Un exercice en quête de reconnaissance
Des situations dramatiques, les infirmiers en médecine légale en voient forcément. « Le plus dur, ce sont vraiment les histoires », soupire Hélène Diot. « Certaines nous touchent plus que d’autres. Quand on s’occupe de bébés, d’enfants dans le cadre de viol, ce n’est pas évident. » Nathalie Larqué, elle, déplore « surtout de ne pas savoir ce que deviennent les victimes, en particulier les plus jeunes. » Pour autant, pour ces infirmières, l’exercice s’avère enrichissant. « C’est une prise en charge de personnes chaque fois différentes », souligne Hélène Diot, qui met également en avant l’intérêt de travailler avec les forces de l’ordre. « Nous sommes spécialisés » dans la prise en charge des victimes et des gardés-à-vue. « Nous connaissons les procédures judiciaires, nous faisons attention aux patients et veillons à ce que leurs droits soient respectés. »
Avec seulement 106 professionnels recensés sur le territoire, l’exercice infirmier en médecine légale demeure confidentiel.
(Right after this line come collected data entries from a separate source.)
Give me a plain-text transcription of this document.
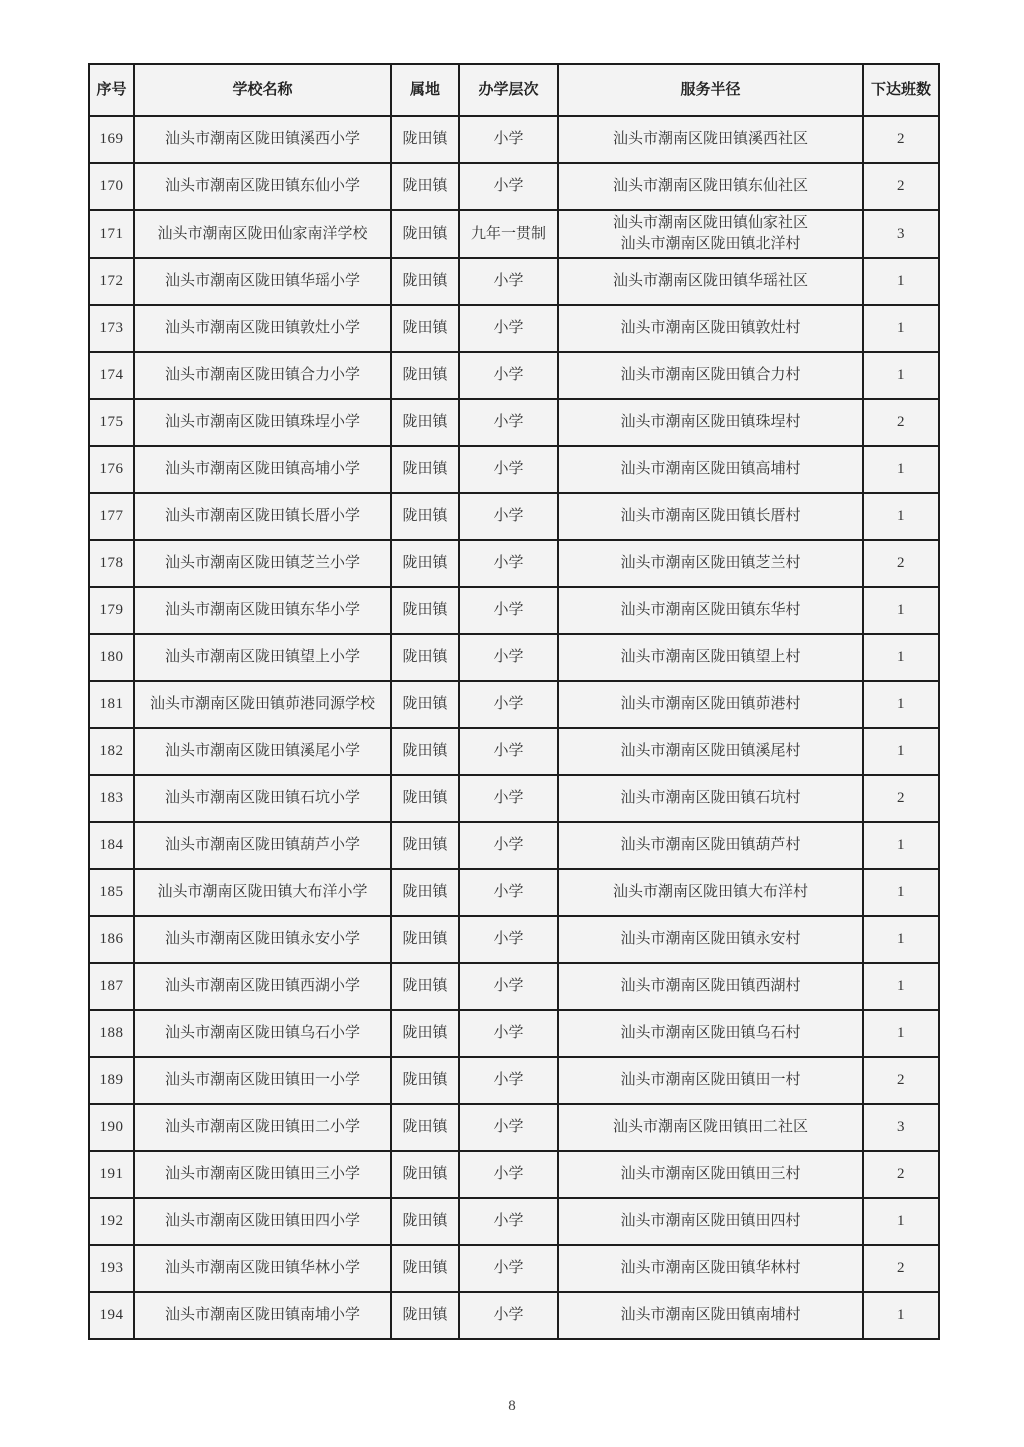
序号	学校名称	属地	办学层次	服务半径	下达班数
169	汕头市潮南区陇田镇溪西小学	陇田镇	小学	汕头市潮南区陇田镇溪西社区	2
170	汕头市潮南区陇田镇东仙小学	陇田镇	小学	汕头市潮南区陇田镇东仙社区	2
171	汕头市潮南区陇田仙家南洋学校	陇田镇	九年一贯制	汕头市潮南区陇田镇仙家社区
汕头市潮南区陇田镇北洋村	3
172	汕头市潮南区陇田镇华瑶小学	陇田镇	小学	汕头市潮南区陇田镇华瑶社区	1
173	汕头市潮南区陇田镇敦灶小学	陇田镇	小学	汕头市潮南区陇田镇敦灶村	1
174	汕头市潮南区陇田镇合力小学	陇田镇	小学	汕头市潮南区陇田镇合力村	1
175	汕头市潮南区陇田镇珠埕小学	陇田镇	小学	汕头市潮南区陇田镇珠埕村	2
176	汕头市潮南区陇田镇高埔小学	陇田镇	小学	汕头市潮南区陇田镇高埔村	1
177	汕头市潮南区陇田镇长厝小学	陇田镇	小学	汕头市潮南区陇田镇长厝村	1
178	汕头市潮南区陇田镇芝兰小学	陇田镇	小学	汕头市潮南区陇田镇芝兰村	2
179	汕头市潮南区陇田镇东华小学	陇田镇	小学	汕头市潮南区陇田镇东华村	1
180	汕头市潮南区陇田镇望上小学	陇田镇	小学	汕头市潮南区陇田镇望上村	1
181	汕头市潮南区陇田镇茆港同源学校	陇田镇	小学	汕头市潮南区陇田镇茆港村	1
182	汕头市潮南区陇田镇溪尾小学	陇田镇	小学	汕头市潮南区陇田镇溪尾村	1
183	汕头市潮南区陇田镇石坑小学	陇田镇	小学	汕头市潮南区陇田镇石坑村	2
184	汕头市潮南区陇田镇葫芦小学	陇田镇	小学	汕头市潮南区陇田镇葫芦村	1
185	汕头市潮南区陇田镇大布洋小学	陇田镇	小学	汕头市潮南区陇田镇大布洋村	1
186	汕头市潮南区陇田镇永安小学	陇田镇	小学	汕头市潮南区陇田镇永安村	1
187	汕头市潮南区陇田镇西湖小学	陇田镇	小学	汕头市潮南区陇田镇西湖村	1
188	汕头市潮南区陇田镇乌石小学	陇田镇	小学	汕头市潮南区陇田镇乌石村	1
189	汕头市潮南区陇田镇田一小学	陇田镇	小学	汕头市潮南区陇田镇田一村	2
190	汕头市潮南区陇田镇田二小学	陇田镇	小学	汕头市潮南区陇田镇田二社区	3
191	汕头市潮南区陇田镇田三小学	陇田镇	小学	汕头市潮南区陇田镇田三村	2
192	汕头市潮南区陇田镇田四小学	陇田镇	小学	汕头市潮南区陇田镇田四村	1
193	汕头市潮南区陇田镇华林小学	陇田镇	小学	汕头市潮南区陇田镇华林村	2
194	汕头市潮南区陇田镇南埔小学	陇田镇	小学	汕头市潮南区陇田镇南埔村	1
8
Pourtant, comme tous les autres champs du soin, il est frappé par une pénurie de professionnels médicaux. « La profession est amenée à s’étendre parce que l’on va manquer de médecins légistes », prédit Nathalie Larqué, avec des infirmiers amenés à réaliser de plus en plus de tâches. « C’est pour cela qu’il faut que l’on soit reconnu comme spécialité. »
*Publiée en décembre 2010, la réforme de la médecine légale acte la création de services dédiés dans la prise en charge des victimes au service de la justice et introduit les infirmiers dans les équipes de médecine légale.